Though he garnered global praise at the peak of his career from 1960 to 1990, Australian architect John Andrews faced waning fame as postmodern cultural transformations challenged modernist design values, and wider social and economic changes led to a withdrawal of government-funded institutional commissions. Yet his body of work is a remarkable achievement that deserves to be better known.

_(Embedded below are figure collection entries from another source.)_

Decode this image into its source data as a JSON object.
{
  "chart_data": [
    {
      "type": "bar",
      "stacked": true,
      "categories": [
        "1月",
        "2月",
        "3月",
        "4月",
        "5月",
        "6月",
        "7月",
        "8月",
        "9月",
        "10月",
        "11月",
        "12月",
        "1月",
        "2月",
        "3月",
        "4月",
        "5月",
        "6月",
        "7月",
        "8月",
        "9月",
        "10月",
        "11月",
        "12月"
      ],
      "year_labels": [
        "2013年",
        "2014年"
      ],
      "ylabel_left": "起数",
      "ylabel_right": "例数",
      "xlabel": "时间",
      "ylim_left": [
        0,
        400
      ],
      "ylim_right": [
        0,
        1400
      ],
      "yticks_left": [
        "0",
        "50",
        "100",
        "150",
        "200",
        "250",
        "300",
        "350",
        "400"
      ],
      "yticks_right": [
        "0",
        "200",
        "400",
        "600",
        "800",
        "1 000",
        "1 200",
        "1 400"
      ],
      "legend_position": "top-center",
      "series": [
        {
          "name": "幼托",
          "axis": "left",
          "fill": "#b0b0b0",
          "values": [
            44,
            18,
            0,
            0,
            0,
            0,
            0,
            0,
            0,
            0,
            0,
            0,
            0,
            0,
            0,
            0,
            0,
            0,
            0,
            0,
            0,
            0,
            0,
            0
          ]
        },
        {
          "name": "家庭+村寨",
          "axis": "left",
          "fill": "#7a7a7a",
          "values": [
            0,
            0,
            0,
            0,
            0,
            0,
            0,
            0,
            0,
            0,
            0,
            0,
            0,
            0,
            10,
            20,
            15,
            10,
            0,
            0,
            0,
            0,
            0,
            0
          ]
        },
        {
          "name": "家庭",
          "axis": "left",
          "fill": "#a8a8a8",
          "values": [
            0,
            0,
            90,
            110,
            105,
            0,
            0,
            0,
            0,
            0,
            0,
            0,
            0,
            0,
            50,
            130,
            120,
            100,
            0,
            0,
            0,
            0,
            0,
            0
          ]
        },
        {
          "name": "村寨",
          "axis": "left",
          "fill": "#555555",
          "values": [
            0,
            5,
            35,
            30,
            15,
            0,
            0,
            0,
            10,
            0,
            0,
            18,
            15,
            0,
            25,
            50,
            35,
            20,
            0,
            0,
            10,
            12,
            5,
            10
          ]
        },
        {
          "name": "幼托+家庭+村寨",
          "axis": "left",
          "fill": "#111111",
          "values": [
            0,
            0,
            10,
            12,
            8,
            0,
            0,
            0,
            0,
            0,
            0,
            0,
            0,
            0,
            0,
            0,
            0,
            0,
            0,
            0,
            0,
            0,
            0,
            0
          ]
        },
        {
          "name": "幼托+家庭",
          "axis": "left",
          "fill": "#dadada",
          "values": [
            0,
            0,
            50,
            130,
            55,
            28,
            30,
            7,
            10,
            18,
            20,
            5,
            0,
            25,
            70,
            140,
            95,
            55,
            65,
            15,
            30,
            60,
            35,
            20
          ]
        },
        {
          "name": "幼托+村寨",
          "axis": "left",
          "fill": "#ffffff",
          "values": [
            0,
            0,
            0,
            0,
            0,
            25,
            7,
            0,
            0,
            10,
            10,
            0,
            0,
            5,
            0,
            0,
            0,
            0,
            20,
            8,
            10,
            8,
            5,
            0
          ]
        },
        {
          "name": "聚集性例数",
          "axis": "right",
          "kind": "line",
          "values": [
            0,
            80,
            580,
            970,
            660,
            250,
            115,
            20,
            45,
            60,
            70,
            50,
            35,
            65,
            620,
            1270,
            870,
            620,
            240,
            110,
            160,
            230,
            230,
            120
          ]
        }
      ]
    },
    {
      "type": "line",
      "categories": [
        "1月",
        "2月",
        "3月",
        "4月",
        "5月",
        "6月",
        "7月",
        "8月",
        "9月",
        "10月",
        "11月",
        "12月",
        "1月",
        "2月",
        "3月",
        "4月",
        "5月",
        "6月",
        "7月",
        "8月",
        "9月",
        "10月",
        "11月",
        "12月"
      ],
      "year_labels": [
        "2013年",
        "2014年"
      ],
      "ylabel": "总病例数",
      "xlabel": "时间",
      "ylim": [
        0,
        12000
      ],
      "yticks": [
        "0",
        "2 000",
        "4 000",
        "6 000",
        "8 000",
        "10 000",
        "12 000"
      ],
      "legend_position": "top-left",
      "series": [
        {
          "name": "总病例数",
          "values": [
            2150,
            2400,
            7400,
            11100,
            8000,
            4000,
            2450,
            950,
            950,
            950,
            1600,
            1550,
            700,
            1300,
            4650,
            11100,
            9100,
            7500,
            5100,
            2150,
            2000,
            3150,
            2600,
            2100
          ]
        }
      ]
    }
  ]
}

Following a path from Australia to the United States and Canada and back again, John Andrews: Architect of Uncommon Sense examines his most important buildings and reveals how the internationalization of architecture during this period was an unexpectedly dispersed geographical phenomenon, following more complex flows and localized progressions than earlier modernist ideas that travelled from center to periphery, metropole to outpost. Andrews negotiated the advent of postmodernism not by ignoring it, but by cultivating approaches that this new era foregrounded—identity, history, place—within the formal vocabularies of modernism. As Andrews assumed wider public roles and took appointments that allowed him to shape architectural education, he influenced design culture beyond his own personal portfolio. This book presents his legacy traversing local and international scenes and exemplifying late-modern developments of architecture while offering both generational continuities and discontinuities with what came after.
John Andrews: Architect of Uncommon Sense features essays from Paul Walker, Mary Lou Lobsinger, Peter Scriver and Antony Moulis, Philip Goad, and Paolo Scrivano, along with nearly 100 new photographs from visual artist Noritaka Minami of existing buildings designed by Andrews in North America and Australia.